Most notably, in 1998 British gastroenterologist Andrew Wakefield published a study in the Lancet medical journal that attempted to link the MMR vaccine to autism.

The study received massive media attention globally in the years after publication, and a small number of Irish doctors publicly backed the conclusions. However, the findings were later disproved.

In 2010, the study was retracted from the Lancet and Mr Wakefield was struck off the medical register in the UK.

Andrew Wakefield pictured in 2010 (Getty Images)

“I think there probably are some people that are not aware that the Andrew Wakefield concerns about MMR, that those concerns have been shown to be completely without foundation whatsoever,” Dr Walkin says.

“It can be very difficult to put the genie back in the bottle… there is [still] an element of a residual effect,” he added.

In 2000, an outbreak of measles in Ireland, which Dr O Moaldohmnaigh says was linked to the prominence of the Wakefield paper, led to hundreds of children being hospitalised and the death of three children.

“There are certainly vulnerable populations still now, young adults, who are vulnerable as part of that kind of Wakefield generation,” Dr O Maoldomhnaigh says.

A 2023 study by the HPSC’s National Serosurveillance Programme, which estimates and monitors rates of immunity in Ireland estimated that 10.7% of adults aged 18-34 are non-immune to measles.

For males aged 18-19 years, who were born in 2003-2004, this number jumps to 17.9%. This variation is not seen in females, according to the report.

The “discredited research” that linked the MMR vaccine and autism “may have resulted in widespread vaccination hesitancy affecting vaccination uptake,” the report says.
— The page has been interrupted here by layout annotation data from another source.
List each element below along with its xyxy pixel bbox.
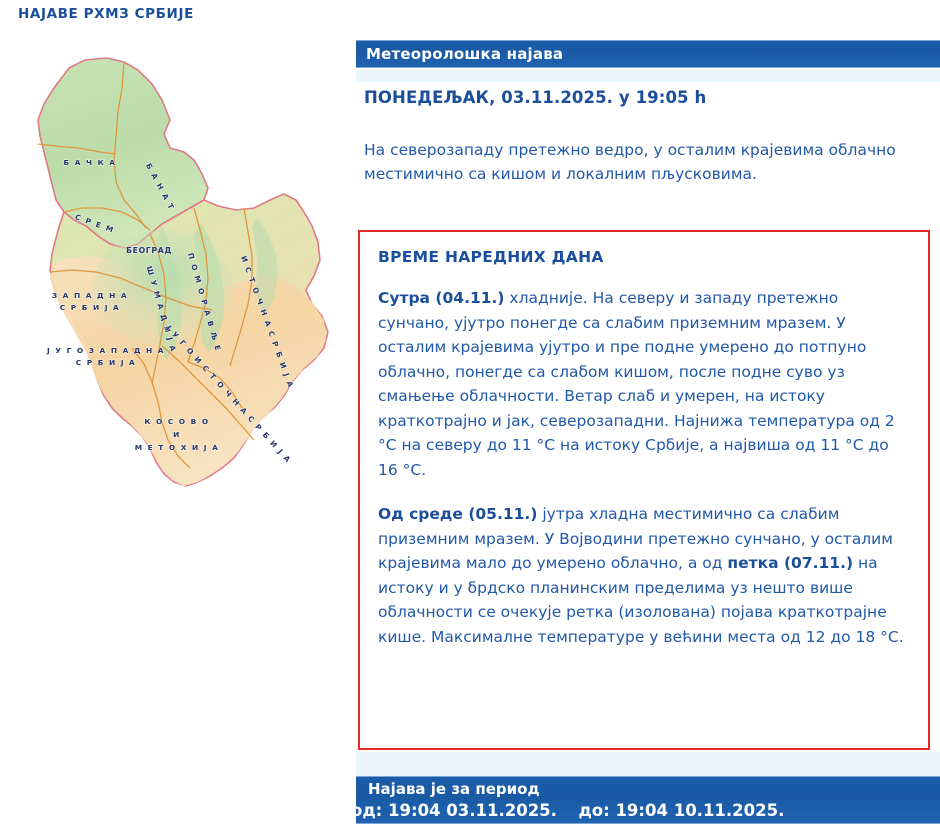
outlook-lead-tomorrow: Сутра (04.11.): [378, 289, 505, 307]
meteo-announcement-header-label: Метеоролошка најава: [366, 45, 563, 63]
svg-text:Ј У Г О З А П А Д Н А: Ј У Г О З А П А Д Н А: [46, 346, 165, 355]
period-from-value: 19:04 03.11.2025.: [388, 801, 557, 820]
validity-period-title: Најава је за период: [368, 780, 540, 798]
outlook-box: ВРЕМЕ НАРЕДНИХ ДАНА Сутра (04.11.) хладн…: [358, 230, 930, 750]
header-tint-band: [356, 69, 940, 82]
footer-tint-band: [356, 752, 940, 776]
forecast-content: Метеоролошка најава ПОНЕДЕЉАК, 03.11.202…: [352, 0, 940, 824]
validity-period-bar: Најава је за период од: 19:04 03.11.2025…: [356, 776, 940, 824]
period-to-value: 19:04 10.11.2025.: [615, 801, 784, 820]
svg-text:БЕОГРАД: БЕОГРАД: [126, 246, 172, 255]
outlook-body-tomorrow: хладније. На северу и западу претежно су…: [378, 289, 895, 479]
page-title: НАЈАВЕ РХМЗ СРБИЈЕ: [18, 6, 194, 22]
issue-datetime: ПОНЕДЕЉАК, 03.11.2025. у 19:05 h: [364, 88, 706, 107]
meteo-announcement-header: Метеоролошка најава: [356, 40, 940, 68]
outlook-paragraph-from-wednesday: Од среде (05.11.) јутра хладна местимичн…: [378, 502, 910, 649]
outlook-lead-wednesday: Од среде (05.11.): [378, 505, 537, 523]
svg-text:С Р Б И Ј А: С Р Б И Ј А: [76, 358, 137, 367]
map-panel: Б А Ч К А Б А Н А Т С Р Е М БЕОГРАД З А …: [0, 40, 352, 824]
svg-text:М Е Т О Х И Ј А: М Е Т О Х И Ј А: [135, 443, 220, 452]
svg-text:К О С О В О: К О С О В О: [144, 417, 209, 426]
validity-period-range: од: 19:04 03.11.2025. до: 19:04 10.11.20…: [356, 801, 784, 820]
outlook-paragraph-tomorrow: Сутра (04.11.) хладније. На северу и зап…: [378, 286, 910, 482]
svg-text:С Р Б И Ј А: С Р Б И Ј А: [60, 303, 121, 312]
outlook-lead-friday: петка (07.11.): [727, 554, 853, 572]
map-of-serbia-regions: Б А Ч К А Б А Н А Т С Р Е М БЕОГРАД З А …: [12, 48, 348, 548]
svg-text:И: И: [173, 430, 181, 439]
svg-text:Б А Ч К А: Б А Ч К А: [64, 158, 117, 167]
period-from-label: од:: [356, 801, 382, 820]
today-forecast-text: На северозападу претежно ведро, у остали…: [364, 138, 924, 186]
outlook-title: ВРЕМЕ НАРЕДНИХ ДАНА: [378, 248, 910, 266]
svg-text:З А П А Д Н А: З А П А Д Н А: [52, 291, 128, 300]
period-to-label: до:: [578, 801, 609, 820]
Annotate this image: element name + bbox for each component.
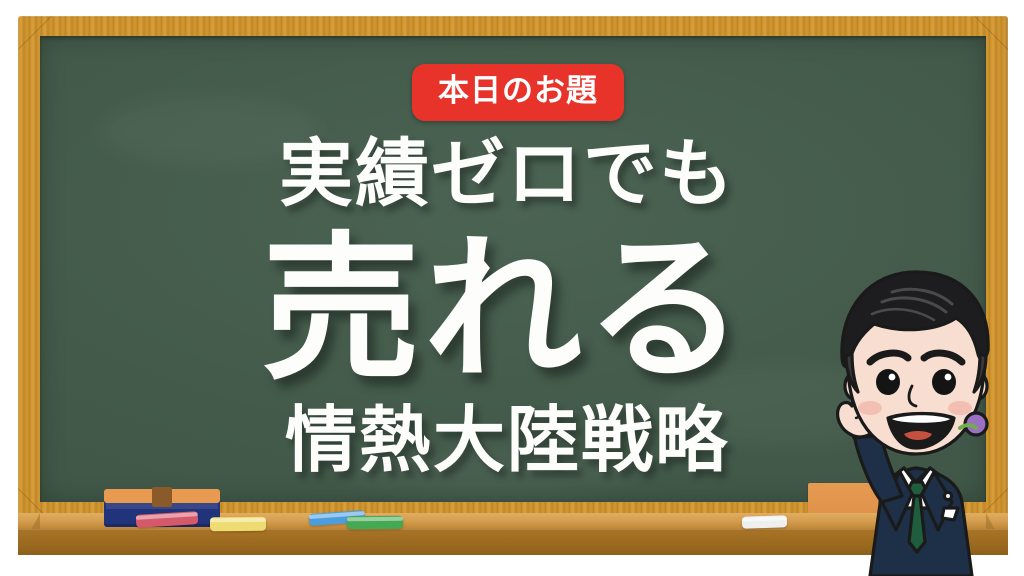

“Parental behaviours regarding MMR immunisation of their children differed for males than females, as they may have been influenced by public perceptions of overall autism risk being higher in males.”

Now based in the US, Mr Wakefield is a prominent figure in anti-vaccination campaigns, and regained increased attention during the pandemic.

The misinformation stemming from his original retracted study still influences a cohort of parents of young children now, Dr Conroy said.

“Sometimes this stuff just sticks with people, and they elect to either take some time to think about vaccination or to take the – as they see it – least risky approach of avoiding vaccination.”

During the Covid-19 pandemic, general anti-vaccination sentiment and misinformation gained significant traction and attention, particularly online.

“Vaccine misinformation was often piggy-backed onto general conspiracy theory messaging,” Dr Conroy added.

“We definitely saw a decrease in trust in the childhood immunisation programme worldwide during Covid [but] there was no new [scientific] issue with routine vaccination during the pandemic, so most of this is likely because general anti-public health misinformation was ratcheted up.”

“For people who aren’t familiar with the enormous body of safety and effectiveness data around vaccines like the MMR, it can be easy to be taken in by people with impressive-sounding credentials and convincing graphics,” Dr Conroy added.

Behind most cases of misinformation, he says, there’s usually “well-meaning people misrepresenting data that they haven’t analysed properly or more malignant figures using misinformation to drive clicks on their social media platforms”

“In both cases, the end result is that children suffer.”